Court of Appeal clarifies limits of state immunity in employment claims
Tribunal free to hear claims from administrative staff where duties are not close to sovereign functions.
Background
In the case of Royal Embassy of Saudi Arabia (Cultural Bureau) v Alhayali, the claimant worked for the Embassy in London between 2013 and 2018 working in administrative and cultural support roles, preparing reports and assisting with events, but she did not have any decision-making powers. She brought claims in the employment tribunal including discrimination, harassment, victimisation and psychiatric injury.
The Embassy argued that it could not be sued in the tribunal because of state immunity. At an early stage, the tribunal rejected this argument, finding that the claimant’s duties were low-level, supportive and administrative, and therefore not sufficiently connected to the Embassy’s sovereign or governmental functions. The tribunal also held that her psychiatric injury claim could proceed under the personal injury exception.

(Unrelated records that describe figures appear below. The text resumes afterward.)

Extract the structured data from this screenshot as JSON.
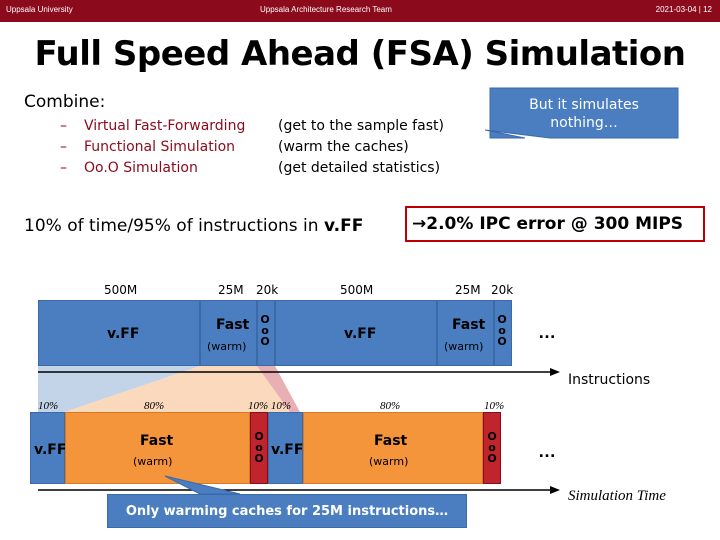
{
  "header": {
    "left": "Uppsala University",
    "center": "Uppsala Architecture Research Team",
    "right": "2021-03-04 | 12"
  },
  "title": "Full Speed Ahead (FSA) Simulation",
  "combine_label": "Combine:",
  "bullets": [
    {
      "dash": "–",
      "text": "Virtual Fast-Forwarding",
      "note": "(get to the sample fast)"
    },
    {
      "dash": "–",
      "text": "Functional Simulation",
      "note": "(warm the caches)"
    },
    {
      "dash": "–",
      "text": "Oo.O Simulation",
      "note": "(get detailed statistics)"
    }
  ],
  "callout_top": {
    "line1": "But it simulates",
    "line2": "nothing…"
  },
  "summary": {
    "prefix": "10% of time/95% of instructions in ",
    "bold": "v.FF"
  },
  "error": "2.0% IPC error @ 300 MIPS",
  "top_labels": {
    "a": "500M",
    "b": "25M",
    "c": "20k",
    "d": "500M",
    "e": "25M",
    "f": "20k"
  },
  "bars": {
    "vff": "v.FF",
    "fast": "Fast",
    "warm": "(warm)",
    "ooo": [
      "O",
      "o",
      "O"
    ],
    "dots": "…"
  },
  "axis_instructions": "Instructions",
  "axis_time": "Simulation Time",
  "pct_labels": {
    "p1": "10%",
    "p2": "80%",
    "p3": "10% 10%",
    "p4": "80%",
    "p5": "10%"
  },
  "callout_bottom": "Only warming caches for 25M instructions…",
  "colors": {
    "brand": "#8b0a1c",
    "blue": "#4a7ec0",
    "orange": "#f4943b",
    "red": "#c0242c"
  }
}
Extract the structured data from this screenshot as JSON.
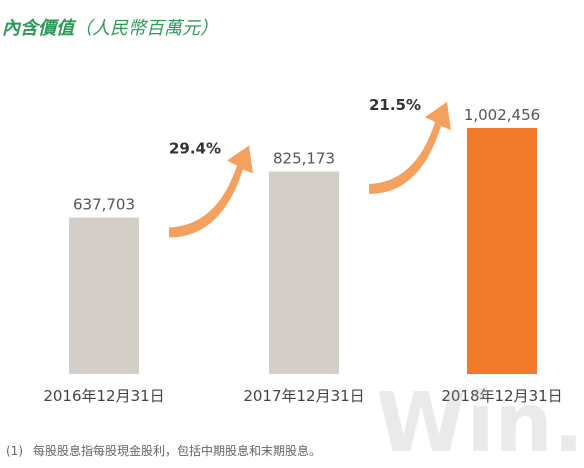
{
  "title": {
    "main": "內含價值",
    "unit": "（人民幣百萬元）"
  },
  "footnote": {
    "mark": "(1)",
    "text": "每股股息指每股現金股利，包括中期股息和末期股息。"
  },
  "watermark": {
    "text": "Win.d"
  },
  "colors": {
    "title": "#2e9a5a",
    "bar_gray": "#d4cec9",
    "bar_highlight": "#f17a2a",
    "arrow": "#f4a160"
  },
  "chart_data": {
    "type": "bar",
    "title": "內含價值",
    "categories": [
      "2016年12月31日",
      "2017年12月31日",
      "2018年12月31日"
    ],
    "values": [
      637703,
      825173,
      1002456
    ],
    "value_labels": [
      "637,703",
      "825,173",
      "1,002,456"
    ],
    "highlight_index": 2,
    "growth_annotations": [
      {
        "from": 0,
        "to": 1,
        "label": "29.4%"
      },
      {
        "from": 1,
        "to": 2,
        "label": "21.5%"
      }
    ],
    "ylim": [
      0,
      1002456
    ],
    "grid": false,
    "legend": "none"
  }
}
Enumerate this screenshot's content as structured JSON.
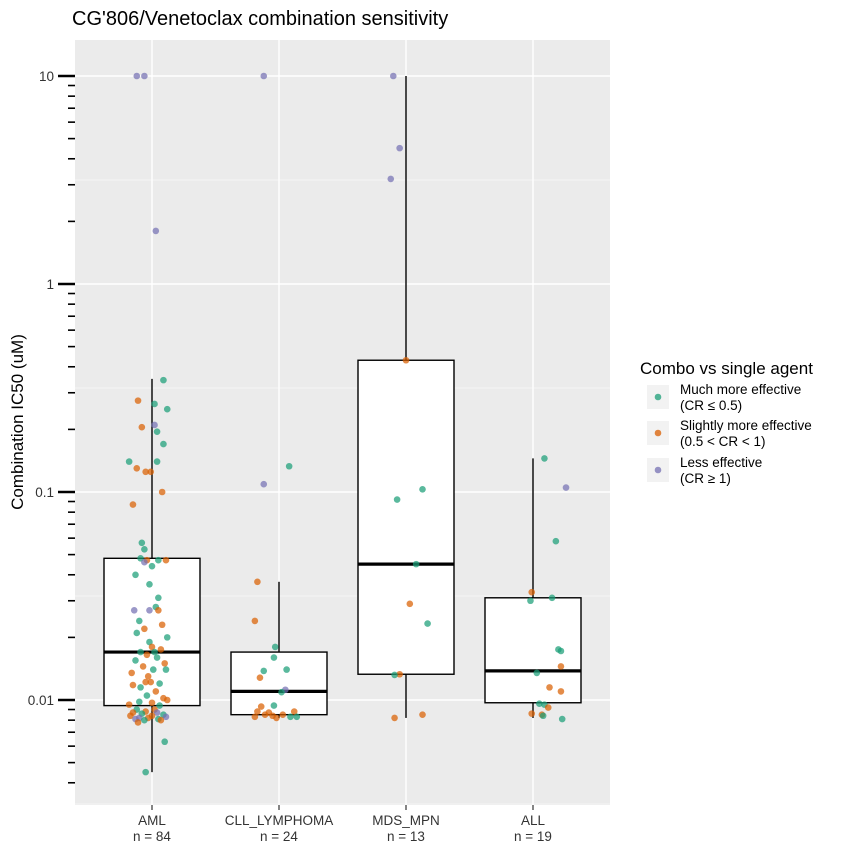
{
  "chart_data": {
    "type": "box",
    "title": "CG'806/Venetoclax combination sensitivity",
    "ylabel": "Combination IC50 (uM)",
    "xlabel": "",
    "yscale": "log10",
    "ylim": [
      0.003,
      13
    ],
    "y_ticks": [
      0.01,
      0.1,
      1,
      10
    ],
    "y_tick_labels": [
      "0.01",
      "0.1",
      "1",
      "10"
    ],
    "grid": true,
    "categories": [
      {
        "name": "AML",
        "n_label": "n = 84"
      },
      {
        "name": "CLL_LYMPHOMA",
        "n_label": "n = 24"
      },
      {
        "name": "MDS_MPN",
        "n_label": "n = 13"
      },
      {
        "name": "ALL",
        "n_label": "n = 19"
      }
    ],
    "boxes": [
      {
        "category": "AML",
        "q1": 0.0094,
        "median": 0.017,
        "q3": 0.048,
        "whisker_low": 0.0045,
        "whisker_high": 0.35
      },
      {
        "category": "CLL_LYMPHOMA",
        "q1": 0.0085,
        "median": 0.011,
        "q3": 0.017,
        "whisker_low": 0.0082,
        "whisker_high": 0.037
      },
      {
        "category": "MDS_MPN",
        "q1": 0.0133,
        "median": 0.045,
        "q3": 0.43,
        "whisker_low": 0.0082,
        "whisker_high": 10
      },
      {
        "category": "ALL",
        "q1": 0.0097,
        "median": 0.0138,
        "q3": 0.031,
        "whisker_low": 0.0082,
        "whisker_high": 0.145
      }
    ],
    "legend": {
      "title": "Combo vs single agent",
      "placement": "right",
      "entries": [
        {
          "key": "much",
          "label_line1": "Much more effective",
          "label_line2": "(CR ≤ 0.5)",
          "color": "#1b9e77"
        },
        {
          "key": "slightly",
          "label_line1": "Slightly more effective",
          "label_line2": "(0.5 < CR < 1)",
          "color": "#d95f02"
        },
        {
          "key": "less",
          "label_line1": "Less effective",
          "label_line2": "(CR ≥ 1)",
          "color": "#7570b3"
        }
      ]
    },
    "points": [
      {
        "cat": 0,
        "jitter": -0.12,
        "y": 10,
        "group": "less"
      },
      {
        "cat": 0,
        "jitter": -0.06,
        "y": 10,
        "group": "less"
      },
      {
        "cat": 0,
        "jitter": 0.03,
        "y": 1.8,
        "group": "less"
      },
      {
        "cat": 0,
        "jitter": 0.09,
        "y": 0.345,
        "group": "much"
      },
      {
        "cat": 0,
        "jitter": -0.11,
        "y": 0.275,
        "group": "slightly"
      },
      {
        "cat": 0,
        "jitter": 0.02,
        "y": 0.265,
        "group": "much"
      },
      {
        "cat": 0,
        "jitter": 0.12,
        "y": 0.25,
        "group": "much"
      },
      {
        "cat": 0,
        "jitter": 0.02,
        "y": 0.21,
        "group": "less"
      },
      {
        "cat": 0,
        "jitter": -0.08,
        "y": 0.205,
        "group": "slightly"
      },
      {
        "cat": 0,
        "jitter": 0.04,
        "y": 0.195,
        "group": "much"
      },
      {
        "cat": 0,
        "jitter": 0.09,
        "y": 0.17,
        "group": "much"
      },
      {
        "cat": 0,
        "jitter": -0.18,
        "y": 0.14,
        "group": "much"
      },
      {
        "cat": 0,
        "jitter": 0.04,
        "y": 0.14,
        "group": "much"
      },
      {
        "cat": 0,
        "jitter": -0.12,
        "y": 0.13,
        "group": "slightly"
      },
      {
        "cat": 0,
        "jitter": -0.05,
        "y": 0.125,
        "group": "slightly"
      },
      {
        "cat": 0,
        "jitter": -0.01,
        "y": 0.125,
        "group": "slightly"
      },
      {
        "cat": 0,
        "jitter": 0.08,
        "y": 0.1,
        "group": "slightly"
      },
      {
        "cat": 0,
        "jitter": -0.15,
        "y": 0.087,
        "group": "slightly"
      },
      {
        "cat": 0,
        "jitter": -0.08,
        "y": 0.057,
        "group": "much"
      },
      {
        "cat": 0,
        "jitter": -0.06,
        "y": 0.053,
        "group": "much"
      },
      {
        "cat": 0,
        "jitter": -0.09,
        "y": 0.048,
        "group": "much"
      },
      {
        "cat": 0,
        "jitter": -0.04,
        "y": 0.047,
        "group": "slightly"
      },
      {
        "cat": 0,
        "jitter": -0.06,
        "y": 0.046,
        "group": "less"
      },
      {
        "cat": 0,
        "jitter": 0.0,
        "y": 0.044,
        "group": "much"
      },
      {
        "cat": 0,
        "jitter": 0.05,
        "y": 0.047,
        "group": "much"
      },
      {
        "cat": 0,
        "jitter": -0.13,
        "y": 0.04,
        "group": "much"
      },
      {
        "cat": 0,
        "jitter": 0.11,
        "y": 0.047,
        "group": "slightly"
      },
      {
        "cat": 0,
        "jitter": -0.02,
        "y": 0.036,
        "group": "much"
      },
      {
        "cat": 0,
        "jitter": 0.05,
        "y": 0.031,
        "group": "much"
      },
      {
        "cat": 0,
        "jitter": 0.03,
        "y": 0.028,
        "group": "much"
      },
      {
        "cat": 0,
        "jitter": -0.14,
        "y": 0.027,
        "group": "less"
      },
      {
        "cat": 0,
        "jitter": -0.02,
        "y": 0.027,
        "group": "less"
      },
      {
        "cat": 0,
        "jitter": 0.05,
        "y": 0.027,
        "group": "slightly"
      },
      {
        "cat": 0,
        "jitter": -0.1,
        "y": 0.024,
        "group": "much"
      },
      {
        "cat": 0,
        "jitter": 0.08,
        "y": 0.023,
        "group": "slightly"
      },
      {
        "cat": 0,
        "jitter": -0.06,
        "y": 0.022,
        "group": "slightly"
      },
      {
        "cat": 0,
        "jitter": -0.12,
        "y": 0.021,
        "group": "much"
      },
      {
        "cat": 0,
        "jitter": 0.12,
        "y": 0.02,
        "group": "much"
      },
      {
        "cat": 0,
        "jitter": -0.02,
        "y": 0.019,
        "group": "much"
      },
      {
        "cat": 0,
        "jitter": 0.0,
        "y": 0.018,
        "group": "slightly"
      },
      {
        "cat": 0,
        "jitter": -0.09,
        "y": 0.017,
        "group": "much"
      },
      {
        "cat": 0,
        "jitter": 0.02,
        "y": 0.017,
        "group": "much"
      },
      {
        "cat": 0,
        "jitter": 0.07,
        "y": 0.0175,
        "group": "slightly"
      },
      {
        "cat": 0,
        "jitter": -0.04,
        "y": 0.0165,
        "group": "slightly"
      },
      {
        "cat": 0,
        "jitter": 0.04,
        "y": 0.016,
        "group": "much"
      },
      {
        "cat": 0,
        "jitter": -0.13,
        "y": 0.0155,
        "group": "much"
      },
      {
        "cat": 0,
        "jitter": 0.1,
        "y": 0.015,
        "group": "slightly"
      },
      {
        "cat": 0,
        "jitter": -0.07,
        "y": 0.0145,
        "group": "slightly"
      },
      {
        "cat": 0,
        "jitter": 0.01,
        "y": 0.014,
        "group": "much"
      },
      {
        "cat": 0,
        "jitter": 0.11,
        "y": 0.014,
        "group": "much"
      },
      {
        "cat": 0,
        "jitter": -0.16,
        "y": 0.0135,
        "group": "slightly"
      },
      {
        "cat": 0,
        "jitter": -0.03,
        "y": 0.013,
        "group": "slightly"
      },
      {
        "cat": 0,
        "jitter": -0.05,
        "y": 0.0122,
        "group": "slightly"
      },
      {
        "cat": 0,
        "jitter": -0.01,
        "y": 0.0122,
        "group": "slightly"
      },
      {
        "cat": 0,
        "jitter": 0.06,
        "y": 0.012,
        "group": "much"
      },
      {
        "cat": 0,
        "jitter": -0.15,
        "y": 0.0118,
        "group": "slightly"
      },
      {
        "cat": 0,
        "jitter": -0.09,
        "y": 0.0115,
        "group": "much"
      },
      {
        "cat": 0,
        "jitter": 0.03,
        "y": 0.011,
        "group": "slightly"
      },
      {
        "cat": 0,
        "jitter": -0.04,
        "y": 0.0105,
        "group": "much"
      },
      {
        "cat": 0,
        "jitter": 0.09,
        "y": 0.0102,
        "group": "slightly"
      },
      {
        "cat": 0,
        "jitter": 0.12,
        "y": 0.01,
        "group": "slightly"
      },
      {
        "cat": 0,
        "jitter": -0.1,
        "y": 0.0098,
        "group": "much"
      },
      {
        "cat": 0,
        "jitter": 0.0,
        "y": 0.0097,
        "group": "slightly"
      },
      {
        "cat": 0,
        "jitter": -0.18,
        "y": 0.0095,
        "group": "slightly"
      },
      {
        "cat": 0,
        "jitter": 0.06,
        "y": 0.0094,
        "group": "much"
      },
      {
        "cat": 0,
        "jitter": -0.12,
        "y": 0.009,
        "group": "much"
      },
      {
        "cat": 0,
        "jitter": 0.02,
        "y": 0.009,
        "group": "slightly"
      },
      {
        "cat": 0,
        "jitter": -0.05,
        "y": 0.0088,
        "group": "slightly"
      },
      {
        "cat": 0,
        "jitter": -0.15,
        "y": 0.0087,
        "group": "slightly"
      },
      {
        "cat": 0,
        "jitter": 0.04,
        "y": 0.0087,
        "group": "less"
      },
      {
        "cat": 0,
        "jitter": -0.08,
        "y": 0.0086,
        "group": "much"
      },
      {
        "cat": 0,
        "jitter": 0.09,
        "y": 0.0085,
        "group": "much"
      },
      {
        "cat": 0,
        "jitter": -0.17,
        "y": 0.0084,
        "group": "slightly"
      },
      {
        "cat": 0,
        "jitter": 0.0,
        "y": 0.0084,
        "group": "slightly"
      },
      {
        "cat": 0,
        "jitter": 0.11,
        "y": 0.0083,
        "group": "less"
      },
      {
        "cat": 0,
        "jitter": -0.1,
        "y": 0.0082,
        "group": "less"
      },
      {
        "cat": 0,
        "jitter": -0.03,
        "y": 0.0082,
        "group": "slightly"
      },
      {
        "cat": 0,
        "jitter": 0.05,
        "y": 0.0081,
        "group": "much"
      },
      {
        "cat": 0,
        "jitter": -0.13,
        "y": 0.0081,
        "group": "less"
      },
      {
        "cat": 0,
        "jitter": -0.06,
        "y": 0.008,
        "group": "much"
      },
      {
        "cat": 0,
        "jitter": 0.07,
        "y": 0.008,
        "group": "slightly"
      },
      {
        "cat": 0,
        "jitter": -0.11,
        "y": 0.0078,
        "group": "slightly"
      },
      {
        "cat": 0,
        "jitter": 0.1,
        "y": 0.0063,
        "group": "much"
      },
      {
        "cat": 0,
        "jitter": -0.05,
        "y": 0.0045,
        "group": "much"
      },
      {
        "cat": 1,
        "jitter": -0.12,
        "y": 10,
        "group": "less"
      },
      {
        "cat": 1,
        "jitter": 0.08,
        "y": 0.133,
        "group": "much"
      },
      {
        "cat": 1,
        "jitter": -0.12,
        "y": 0.109,
        "group": "less"
      },
      {
        "cat": 1,
        "jitter": -0.17,
        "y": 0.037,
        "group": "slightly"
      },
      {
        "cat": 1,
        "jitter": -0.19,
        "y": 0.024,
        "group": "slightly"
      },
      {
        "cat": 1,
        "jitter": -0.03,
        "y": 0.018,
        "group": "much"
      },
      {
        "cat": 1,
        "jitter": -0.04,
        "y": 0.016,
        "group": "much"
      },
      {
        "cat": 1,
        "jitter": -0.12,
        "y": 0.0138,
        "group": "much"
      },
      {
        "cat": 1,
        "jitter": 0.06,
        "y": 0.014,
        "group": "much"
      },
      {
        "cat": 1,
        "jitter": -0.15,
        "y": 0.0128,
        "group": "slightly"
      },
      {
        "cat": 1,
        "jitter": 0.05,
        "y": 0.0112,
        "group": "less"
      },
      {
        "cat": 1,
        "jitter": 0.02,
        "y": 0.0109,
        "group": "much"
      },
      {
        "cat": 1,
        "jitter": -0.14,
        "y": 0.0093,
        "group": "slightly"
      },
      {
        "cat": 1,
        "jitter": -0.04,
        "y": 0.0094,
        "group": "much"
      },
      {
        "cat": 1,
        "jitter": -0.17,
        "y": 0.0088,
        "group": "slightly"
      },
      {
        "cat": 1,
        "jitter": -0.08,
        "y": 0.0087,
        "group": "slightly"
      },
      {
        "cat": 1,
        "jitter": 0.12,
        "y": 0.0088,
        "group": "slightly"
      },
      {
        "cat": 1,
        "jitter": -0.11,
        "y": 0.0085,
        "group": "slightly"
      },
      {
        "cat": 1,
        "jitter": -0.05,
        "y": 0.0084,
        "group": "slightly"
      },
      {
        "cat": 1,
        "jitter": 0.03,
        "y": 0.0085,
        "group": "slightly"
      },
      {
        "cat": 1,
        "jitter": 0.09,
        "y": 0.0083,
        "group": "much"
      },
      {
        "cat": 1,
        "jitter": -0.19,
        "y": 0.0083,
        "group": "slightly"
      },
      {
        "cat": 1,
        "jitter": 0.14,
        "y": 0.0083,
        "group": "much"
      },
      {
        "cat": 1,
        "jitter": -0.02,
        "y": 0.0082,
        "group": "slightly"
      },
      {
        "cat": 2,
        "jitter": -0.1,
        "y": 10,
        "group": "less"
      },
      {
        "cat": 2,
        "jitter": -0.05,
        "y": 4.5,
        "group": "less"
      },
      {
        "cat": 2,
        "jitter": -0.12,
        "y": 3.2,
        "group": "less"
      },
      {
        "cat": 2,
        "jitter": 0.0,
        "y": 0.43,
        "group": "slightly"
      },
      {
        "cat": 2,
        "jitter": 0.13,
        "y": 0.103,
        "group": "much"
      },
      {
        "cat": 2,
        "jitter": -0.07,
        "y": 0.092,
        "group": "much"
      },
      {
        "cat": 2,
        "jitter": 0.08,
        "y": 0.045,
        "group": "much"
      },
      {
        "cat": 2,
        "jitter": 0.03,
        "y": 0.029,
        "group": "slightly"
      },
      {
        "cat": 2,
        "jitter": 0.17,
        "y": 0.0233,
        "group": "much"
      },
      {
        "cat": 2,
        "jitter": -0.05,
        "y": 0.0133,
        "group": "slightly"
      },
      {
        "cat": 2,
        "jitter": -0.09,
        "y": 0.0132,
        "group": "much"
      },
      {
        "cat": 2,
        "jitter": 0.13,
        "y": 0.0085,
        "group": "slightly"
      },
      {
        "cat": 2,
        "jitter": -0.09,
        "y": 0.0082,
        "group": "slightly"
      },
      {
        "cat": 3,
        "jitter": 0.26,
        "y": 0.105,
        "group": "less"
      },
      {
        "cat": 3,
        "jitter": 0.09,
        "y": 0.145,
        "group": "much"
      },
      {
        "cat": 3,
        "jitter": 0.18,
        "y": 0.058,
        "group": "much"
      },
      {
        "cat": 3,
        "jitter": -0.01,
        "y": 0.033,
        "group": "slightly"
      },
      {
        "cat": 3,
        "jitter": 0.15,
        "y": 0.031,
        "group": "much"
      },
      {
        "cat": 3,
        "jitter": -0.02,
        "y": 0.03,
        "group": "much"
      },
      {
        "cat": 3,
        "jitter": 0.2,
        "y": 0.0175,
        "group": "much"
      },
      {
        "cat": 3,
        "jitter": 0.22,
        "y": 0.0172,
        "group": "much"
      },
      {
        "cat": 3,
        "jitter": 0.22,
        "y": 0.0145,
        "group": "slightly"
      },
      {
        "cat": 3,
        "jitter": 0.03,
        "y": 0.0135,
        "group": "much"
      },
      {
        "cat": 3,
        "jitter": 0.13,
        "y": 0.0115,
        "group": "slightly"
      },
      {
        "cat": 3,
        "jitter": 0.22,
        "y": 0.011,
        "group": "slightly"
      },
      {
        "cat": 3,
        "jitter": 0.05,
        "y": 0.0096,
        "group": "much"
      },
      {
        "cat": 3,
        "jitter": 0.09,
        "y": 0.0095,
        "group": "much"
      },
      {
        "cat": 3,
        "jitter": 0.12,
        "y": 0.0092,
        "group": "slightly"
      },
      {
        "cat": 3,
        "jitter": -0.01,
        "y": 0.0086,
        "group": "slightly"
      },
      {
        "cat": 3,
        "jitter": 0.07,
        "y": 0.0085,
        "group": "slightly"
      },
      {
        "cat": 3,
        "jitter": 0.23,
        "y": 0.0081,
        "group": "much"
      },
      {
        "cat": 3,
        "jitter": 0.08,
        "y": 0.0084,
        "group": "much"
      }
    ]
  }
}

The Embassy appealed, and the Employment Appeal Tribunal decided the tribunal had been wrong, but the claimant then took her case to the Court of Appeal.
The Court of Appeal’s decision
The Court of Appeal held that state immunity did not apply. What matters it the nature of the work actually performed. The claimant’s work was found to be essentially clerical and practical in nature, without decision-making responsibilities or direct involvement in confidential diplomatic functions. On that basis, immunity did not apply and the tribunal could hear her claims.
The Court also confirmed that psychiatric injury can be treated as a form of personal injury, although it raised concerns about using this route as a way of reframing employment disputes. Finally, although the issue of whether the Embassy had “waived” immunity was no longer relevant, the Court expressed unease about situations where a state might appear to accept a tribunal’s jurisdiction only to later reverse its position.
Learning points for employers
The case highlights how tribunals will look closely at the nature of an employee’s actual duties rather than job titles or broad departmental functions when assessing whether certain jurisdictional defences may apply. For most employers, the broader lesson is that employment disputes will usually turn on what the employee really did in practice and how central those duties were to the organisation’s core functions. The decision is also a reminder of the courts’ willingness to take a common-sense view of what constitutes personal injury, including psychiatric harm, in an employment context.